Noir : Café. — Allusion de couleur. — « Je paie le noir et je m’enfile de douze sous. » — Monselet.

Nom d’un ! Nom d’un nom ! Nom d’une pipe ! Nom d’un petit bonhomme ! nom d’un tonnerre ! — Jurons innocents chargés d’exprimer la colère, la surprise ou l’admiration. — « 86,000 fr. par an ! Nom d’un petit bonhomme ! c’est joli. » — L. Reybaud. — Nom d’un petit bonhomme est une allusion aux statuettes qui représentent le Christ. — « Nom d’une pipe ! si vous m’approchez… » — Mélesville, 1830.

Nonne (Faire) : Faire un attroupement simulé pour aider à un vol (Vidocq). — Mot à mot : faire le neuvième. — Du vieux mot nonne. V. Roquefort.
Nonneur : Compère de voleur à la tire.

Nourrir : Préparer de longue main. — « Ce garçon qui devait avoir nourri ce poupon (complotté ce crime) pendant un mois. » — Balzac.

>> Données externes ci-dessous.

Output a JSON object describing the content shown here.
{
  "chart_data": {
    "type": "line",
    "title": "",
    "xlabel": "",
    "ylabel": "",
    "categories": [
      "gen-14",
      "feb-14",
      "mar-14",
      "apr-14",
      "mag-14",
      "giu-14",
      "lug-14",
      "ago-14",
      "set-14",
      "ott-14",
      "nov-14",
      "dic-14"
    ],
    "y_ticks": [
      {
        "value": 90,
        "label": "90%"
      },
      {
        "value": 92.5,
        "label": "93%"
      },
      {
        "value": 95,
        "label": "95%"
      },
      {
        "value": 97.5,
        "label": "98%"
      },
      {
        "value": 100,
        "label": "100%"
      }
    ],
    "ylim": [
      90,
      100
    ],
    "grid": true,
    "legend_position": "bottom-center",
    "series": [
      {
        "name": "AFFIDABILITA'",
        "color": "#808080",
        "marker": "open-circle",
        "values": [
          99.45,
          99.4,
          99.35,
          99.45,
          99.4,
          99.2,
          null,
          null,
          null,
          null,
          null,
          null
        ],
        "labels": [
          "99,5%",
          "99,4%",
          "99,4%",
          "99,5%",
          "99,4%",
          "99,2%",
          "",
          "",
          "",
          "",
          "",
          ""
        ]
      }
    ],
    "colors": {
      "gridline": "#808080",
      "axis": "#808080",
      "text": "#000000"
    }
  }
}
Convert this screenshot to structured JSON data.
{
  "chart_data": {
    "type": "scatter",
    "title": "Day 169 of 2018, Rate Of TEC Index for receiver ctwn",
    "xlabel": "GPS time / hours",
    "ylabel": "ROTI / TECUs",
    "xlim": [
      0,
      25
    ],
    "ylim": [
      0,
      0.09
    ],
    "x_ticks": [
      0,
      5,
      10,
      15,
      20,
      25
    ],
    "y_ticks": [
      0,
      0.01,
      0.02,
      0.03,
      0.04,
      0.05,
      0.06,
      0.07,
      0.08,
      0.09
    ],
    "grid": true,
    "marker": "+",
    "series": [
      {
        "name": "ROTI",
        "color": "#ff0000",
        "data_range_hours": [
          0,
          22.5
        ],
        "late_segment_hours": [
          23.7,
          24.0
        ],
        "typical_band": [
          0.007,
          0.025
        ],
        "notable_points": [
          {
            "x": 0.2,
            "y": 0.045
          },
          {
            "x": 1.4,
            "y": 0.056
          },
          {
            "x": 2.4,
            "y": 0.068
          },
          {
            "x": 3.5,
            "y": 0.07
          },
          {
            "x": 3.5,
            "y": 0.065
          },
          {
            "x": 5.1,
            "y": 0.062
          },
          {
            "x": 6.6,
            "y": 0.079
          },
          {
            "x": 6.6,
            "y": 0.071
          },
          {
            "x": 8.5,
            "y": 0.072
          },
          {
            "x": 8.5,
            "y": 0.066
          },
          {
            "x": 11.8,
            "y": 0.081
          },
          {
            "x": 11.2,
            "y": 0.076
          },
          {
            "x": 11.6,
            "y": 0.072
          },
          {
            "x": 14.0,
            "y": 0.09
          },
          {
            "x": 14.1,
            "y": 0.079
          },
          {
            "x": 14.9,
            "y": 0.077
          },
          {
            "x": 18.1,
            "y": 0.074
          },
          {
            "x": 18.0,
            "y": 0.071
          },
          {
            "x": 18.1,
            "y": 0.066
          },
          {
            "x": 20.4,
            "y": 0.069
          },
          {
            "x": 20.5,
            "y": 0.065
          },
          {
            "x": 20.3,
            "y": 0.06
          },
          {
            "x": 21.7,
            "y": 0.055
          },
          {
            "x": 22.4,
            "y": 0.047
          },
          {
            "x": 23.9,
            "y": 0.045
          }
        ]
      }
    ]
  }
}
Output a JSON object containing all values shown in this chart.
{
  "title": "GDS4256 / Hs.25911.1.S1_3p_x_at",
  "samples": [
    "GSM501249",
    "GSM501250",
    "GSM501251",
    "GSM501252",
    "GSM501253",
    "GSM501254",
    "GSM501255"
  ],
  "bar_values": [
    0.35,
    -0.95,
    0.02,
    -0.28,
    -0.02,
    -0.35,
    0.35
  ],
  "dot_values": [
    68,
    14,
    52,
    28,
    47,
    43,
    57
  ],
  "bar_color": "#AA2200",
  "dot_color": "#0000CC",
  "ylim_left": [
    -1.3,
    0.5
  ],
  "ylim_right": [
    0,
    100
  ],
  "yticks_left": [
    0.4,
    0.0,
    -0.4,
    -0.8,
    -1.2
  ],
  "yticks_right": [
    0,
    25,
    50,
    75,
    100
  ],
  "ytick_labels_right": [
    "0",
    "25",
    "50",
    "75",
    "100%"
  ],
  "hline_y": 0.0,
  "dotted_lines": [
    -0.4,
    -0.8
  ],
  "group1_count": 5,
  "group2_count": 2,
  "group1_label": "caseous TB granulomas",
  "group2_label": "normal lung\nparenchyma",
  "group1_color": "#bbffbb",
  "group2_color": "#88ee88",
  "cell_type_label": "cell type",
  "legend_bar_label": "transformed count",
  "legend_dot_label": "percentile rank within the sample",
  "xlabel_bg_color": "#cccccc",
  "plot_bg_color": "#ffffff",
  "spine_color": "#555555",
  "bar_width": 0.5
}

Nourrisseur : « Les nourrisseurs préparent et nourrissent une affaire ; ils savent le moment où le rentier touche sa rente et les jours de rentrée du négociant ; ils étudient la maison et les habitudes des gens qu’ils veulent faire voler. » A. Monnier. — V. Cambriolleur.

Noyaux : les pièces de monnaie. — Du vieux mot noiau : bouton d’habit. V. Roquefort. — « Le sacré violon qu’avait joué faux, Voulut me demander les noyaux. » — Vadé, 1760. — « Tu jouis des noyaux du défunt banqu’rout’mard. » — Festeau.

Numéro un, Premier numéro : Premier par ordre de mérite. — « C’est de la folie à l’état de numéro un. » — Janin. — « Une lanterne premier numéro et d’un tel reflet qu’on dirait un phare. » — Deslys.

Bon numéro : « Deux papas très-bien, ce sont deux papas d’un bon numéro. Comprenez-vous ? — Pas trop. — Deux pères parfaitement ridicules en leur genre. » — Th. Gautier.
Aller au numéro cent : Se rendre aux lieux d’aisance. — Calembour. C’est le numéro qui sent le plus.
Connaître le numéro de quelqu’un : Être fixé sur sa valeur morale. — « Je sais d’où tu viens, je sais par où tu as passé, je connais tous tes numéros. » — Ces Dames, 1860.
Numéro sept : Crochet de chiffonnier. — Allusion de forme.